If both revisions are consumed, the final metadata should be:

  • TrackTitle = "Title1"; AlbumArtist = "Artist"; Album = "Album";

In other words, a revision should generally be viewed as an "upsert" (update or insert) operation.

An exception to this general rule is when the reader returns a ResetRequired error.
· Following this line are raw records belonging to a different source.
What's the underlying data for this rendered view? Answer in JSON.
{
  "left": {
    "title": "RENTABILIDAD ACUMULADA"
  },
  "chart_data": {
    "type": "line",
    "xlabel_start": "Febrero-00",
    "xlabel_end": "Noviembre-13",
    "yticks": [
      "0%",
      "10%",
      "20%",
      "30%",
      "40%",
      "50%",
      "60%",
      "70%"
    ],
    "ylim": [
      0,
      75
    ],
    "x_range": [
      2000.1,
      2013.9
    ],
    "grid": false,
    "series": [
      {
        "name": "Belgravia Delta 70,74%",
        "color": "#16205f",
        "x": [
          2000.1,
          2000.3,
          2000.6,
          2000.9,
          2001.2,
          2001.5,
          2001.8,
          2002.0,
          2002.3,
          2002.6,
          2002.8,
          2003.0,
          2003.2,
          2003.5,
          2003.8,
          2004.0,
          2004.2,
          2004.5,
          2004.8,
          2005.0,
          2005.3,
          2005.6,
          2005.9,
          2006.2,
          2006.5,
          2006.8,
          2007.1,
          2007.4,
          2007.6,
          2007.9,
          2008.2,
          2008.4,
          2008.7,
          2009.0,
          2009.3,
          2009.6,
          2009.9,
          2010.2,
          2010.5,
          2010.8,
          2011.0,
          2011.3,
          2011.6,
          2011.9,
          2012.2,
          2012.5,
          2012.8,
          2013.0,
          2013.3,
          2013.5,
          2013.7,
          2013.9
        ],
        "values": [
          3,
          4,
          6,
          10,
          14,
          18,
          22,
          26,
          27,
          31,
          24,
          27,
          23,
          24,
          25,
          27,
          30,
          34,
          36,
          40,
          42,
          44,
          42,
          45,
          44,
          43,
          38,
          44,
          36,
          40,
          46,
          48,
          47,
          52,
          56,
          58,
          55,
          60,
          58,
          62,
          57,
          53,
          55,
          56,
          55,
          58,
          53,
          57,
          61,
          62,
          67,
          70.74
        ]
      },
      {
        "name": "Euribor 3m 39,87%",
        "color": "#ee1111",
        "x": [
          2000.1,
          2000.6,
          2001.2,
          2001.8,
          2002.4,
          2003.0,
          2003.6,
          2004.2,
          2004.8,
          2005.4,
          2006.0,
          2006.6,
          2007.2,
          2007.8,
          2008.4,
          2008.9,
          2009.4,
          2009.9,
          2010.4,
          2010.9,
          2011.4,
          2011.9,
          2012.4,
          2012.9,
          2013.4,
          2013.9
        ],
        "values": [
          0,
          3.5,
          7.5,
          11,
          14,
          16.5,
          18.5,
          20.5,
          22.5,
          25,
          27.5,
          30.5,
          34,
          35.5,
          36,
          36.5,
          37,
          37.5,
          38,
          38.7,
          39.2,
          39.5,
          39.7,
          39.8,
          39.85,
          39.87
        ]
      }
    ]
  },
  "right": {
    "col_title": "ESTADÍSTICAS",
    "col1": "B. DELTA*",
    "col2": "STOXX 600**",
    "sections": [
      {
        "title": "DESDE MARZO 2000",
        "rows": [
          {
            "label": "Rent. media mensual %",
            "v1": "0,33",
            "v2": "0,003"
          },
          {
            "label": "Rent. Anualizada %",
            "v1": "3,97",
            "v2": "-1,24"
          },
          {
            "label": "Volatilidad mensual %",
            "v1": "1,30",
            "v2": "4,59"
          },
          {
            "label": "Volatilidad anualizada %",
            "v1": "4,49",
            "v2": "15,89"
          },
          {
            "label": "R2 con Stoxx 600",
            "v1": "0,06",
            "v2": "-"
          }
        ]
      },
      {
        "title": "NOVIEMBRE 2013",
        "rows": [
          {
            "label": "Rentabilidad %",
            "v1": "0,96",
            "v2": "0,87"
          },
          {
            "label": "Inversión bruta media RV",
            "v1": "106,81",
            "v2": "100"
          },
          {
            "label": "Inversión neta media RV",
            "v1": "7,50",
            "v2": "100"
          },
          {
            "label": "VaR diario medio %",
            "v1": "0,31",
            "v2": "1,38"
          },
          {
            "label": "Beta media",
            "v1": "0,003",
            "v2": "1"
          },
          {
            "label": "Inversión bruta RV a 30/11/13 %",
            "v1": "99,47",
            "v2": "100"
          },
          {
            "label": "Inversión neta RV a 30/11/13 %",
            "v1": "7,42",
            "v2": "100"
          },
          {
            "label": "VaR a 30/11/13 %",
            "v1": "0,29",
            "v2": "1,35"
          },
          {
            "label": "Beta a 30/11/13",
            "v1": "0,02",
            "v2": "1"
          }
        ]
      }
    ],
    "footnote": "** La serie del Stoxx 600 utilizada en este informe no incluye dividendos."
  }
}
In the example shown above, metadata is consumed in an inner loop within the main decode loop:

// While there is newer metadata.
while !format.metadata().is_latest() {
    // Pop the old head of the metadata queue.
    format.metadata().pop();

    if let Some(rev) = format.metadata().current() {
        // Consume the new metadata at the head of the metadata queue.
    }
}

Probed Metadata

Metadata may also be encountered while probing before the container begins. For example, ID3v2 tags are appended to the start of a MP3 file before the actual format data. In this case, rather than getting the metadata from the format reader, the probe result will contain the metadata. It can be obtained via the metadata field of ProbeResult.